Cela se traduit par des explosions de racisme et de xénophobie d’une répétitivité affligeante. A croire que le seul souci des Italiens soit le contrôle, la mise en carte et si possible l’expulsion de quelques milliers de tziganes ou d’immigrés africains. Depuis des semaines, il est impossible de regarder le journal de RAI 1 ou de parcourir un grand quotidien sans tomber sur le énième épisode de la chasse aux Rroms.
Que ces signes soient la manifestation d’un mal profond porteur de toutes les incertitudes, le comportement de l’opposition de centre-gauche en témoigne aussi. Plutôt que prendre le contre-pied du gouvernement, les démocrates s’empressent de lui emboiter le pas.
Ainsi, il y a quelques semaines, le maire de Venise, Massimo Cacciari, grande figure de la gauche intellectuelle, a été le premier à appliquer dans sa commune une directive antitzigane du ministre de l’Intérieur Roberto Maroni, un dirigeant de la Lega Nord.
Ce racisme de plus en plus revendiqué prend des proportions effrayantes. Selon un récent sondage de l’eurobaromètre, 47% des Italiens ne tiennent pas à avoir un Rrom comme voisin alors que la moyenne européenne tourne autour de 24%.
Pour tenter de reprendre la main, de mettre un point d’arrêt à ce mauvais trip collectif, un quarteron d’opposants issus d’horizons divers convoque une manifestation à Rome le 8 juillet.
Il y a là les animateurs de Micromegas, une revue de la gauche altermondialiste. Il y a les amis de l’ancien juge Antonio Di Pietro.
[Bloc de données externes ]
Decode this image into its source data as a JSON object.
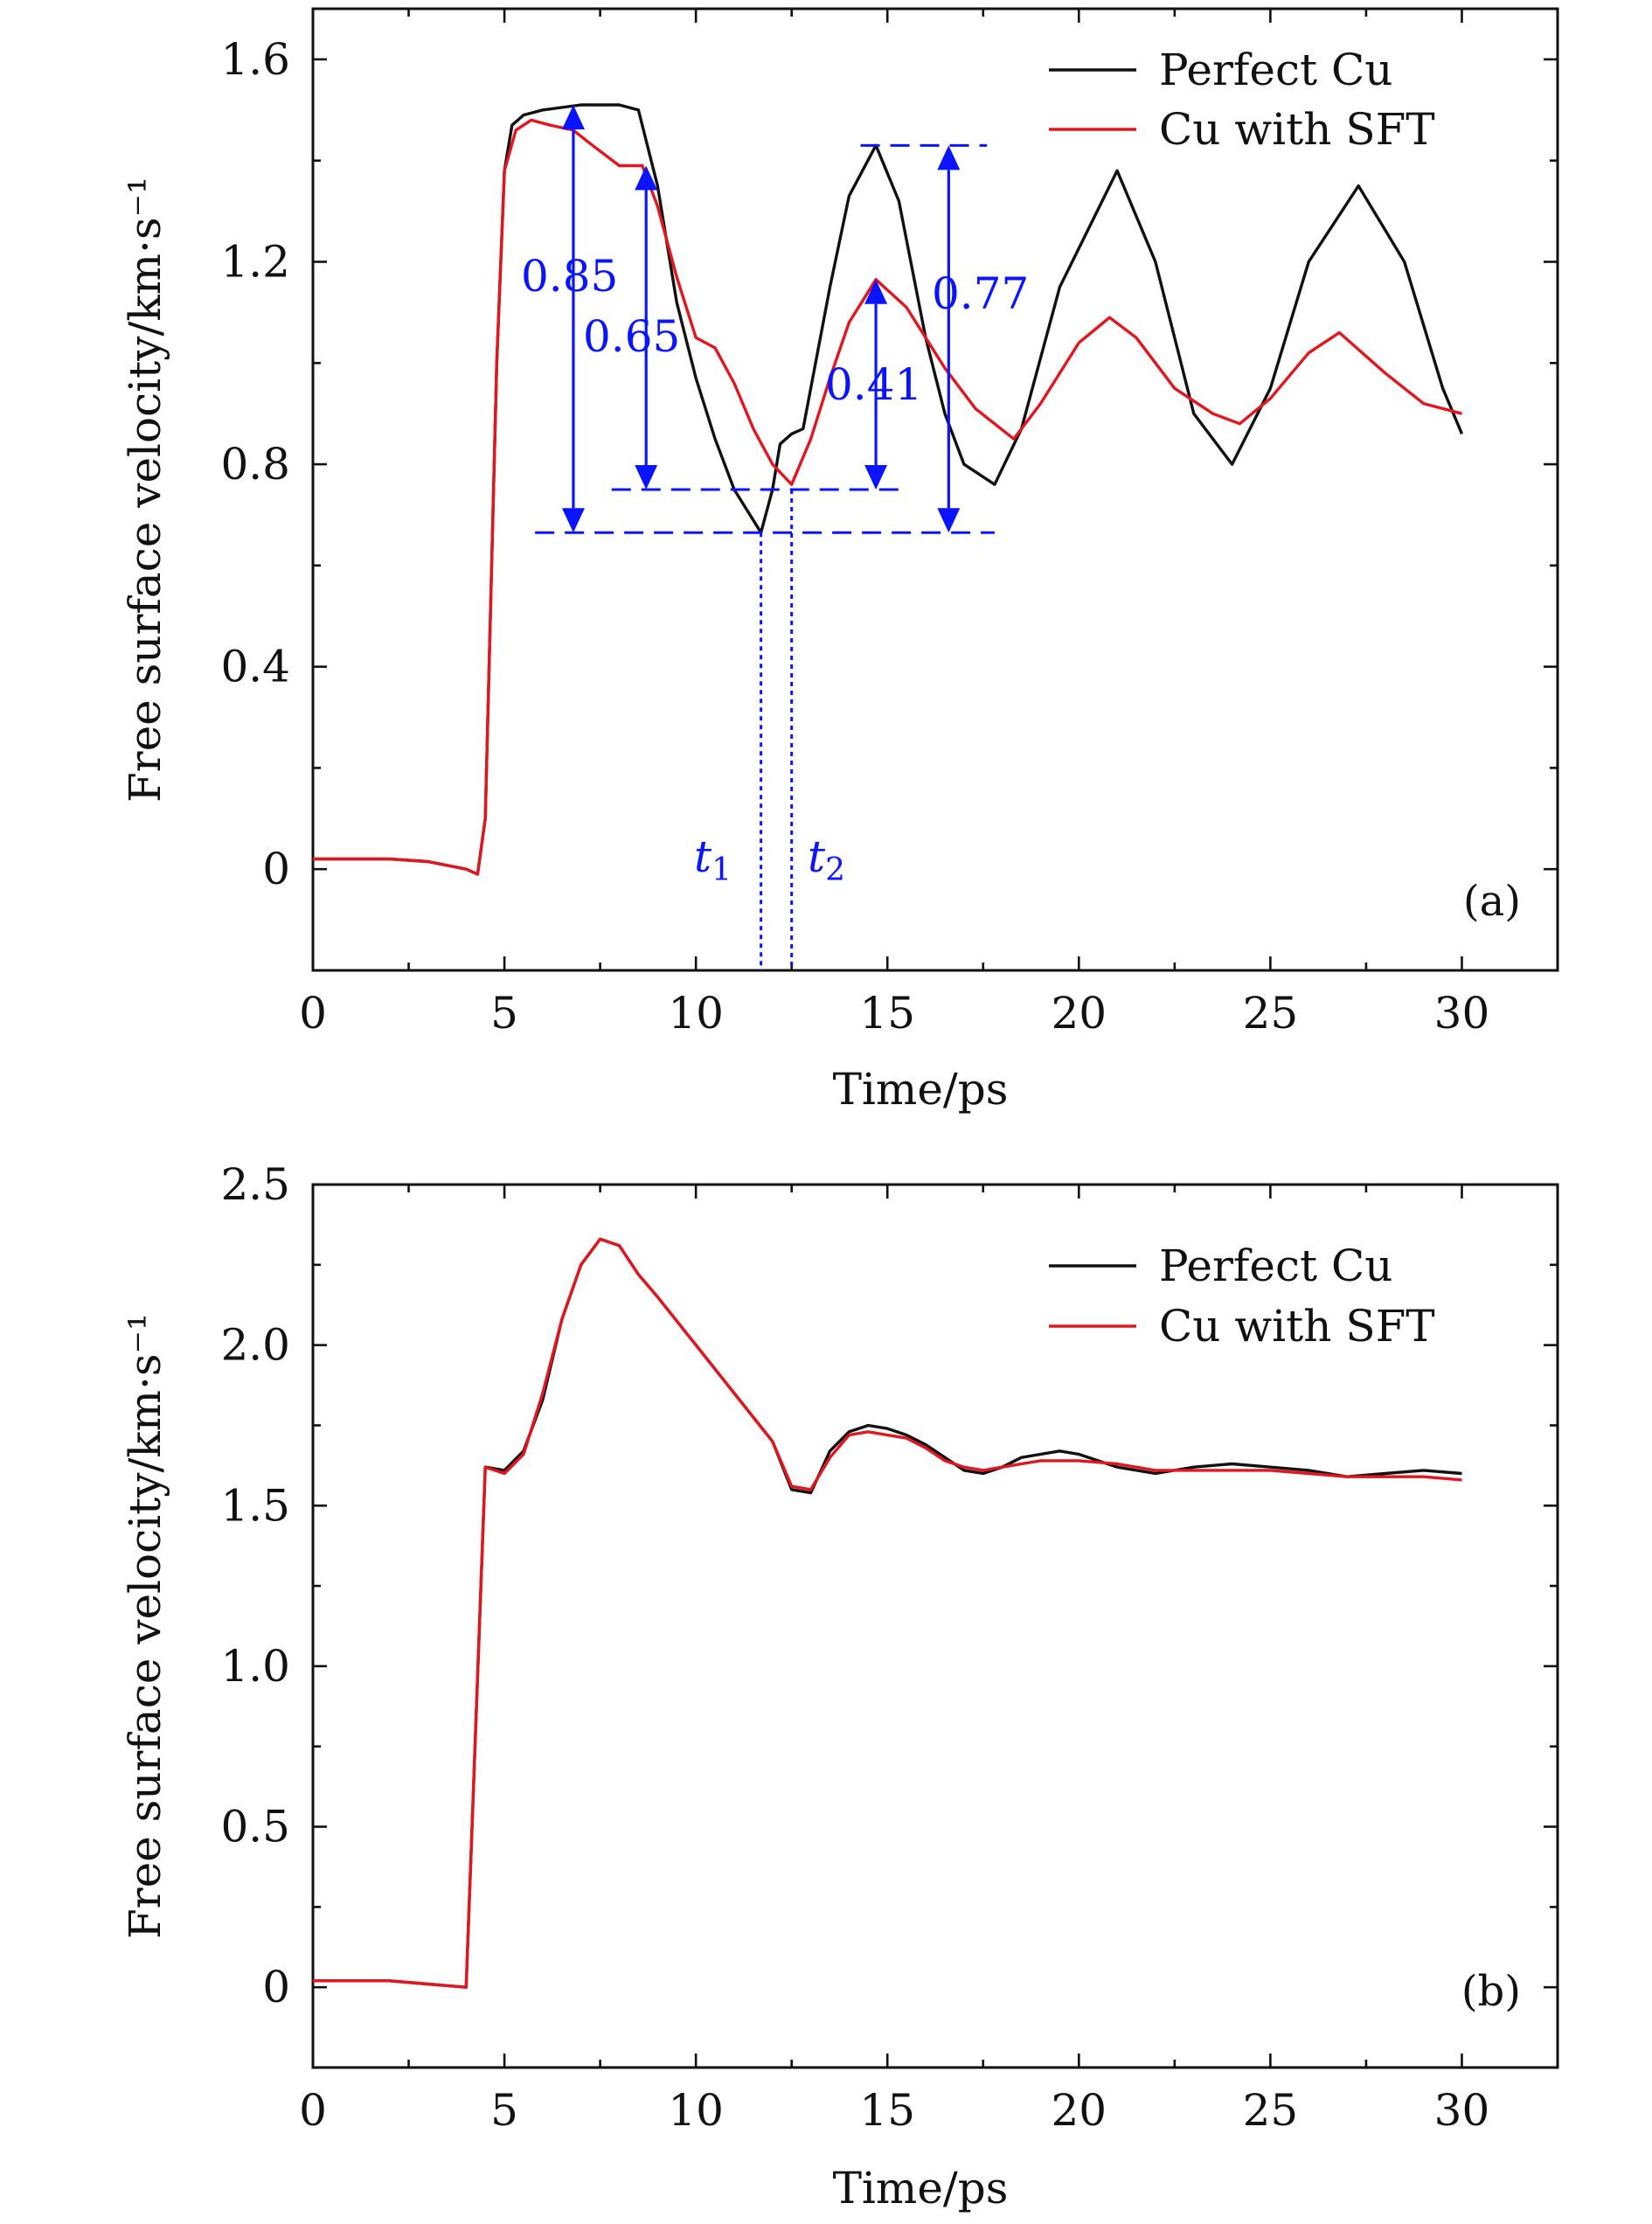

Il y a aussi les amis de Beppe Grillo, l’homme qui réunit des foules considérables sur le seul slogan: «Qu’ils aillent se faire foutre!». Il y a encore des intellectuels de haut vol comme Umberto Eco.
Le mot d’ordre de la manif est la lutte contre la dictature qui menace. Mais il y a encore plus de 40% des Italiens (contre 60% il y a deux mois) qui soutiennent Berlusconi.
Par ailleurs, le parti démocrate de Veltroni refuse de participer à la manifestation tant il sent de l’agressivité contre la modération de ses propres positions. C’est dire qu’il y a peu de chance que le 8 juillet parvienne à fouetter les consciences.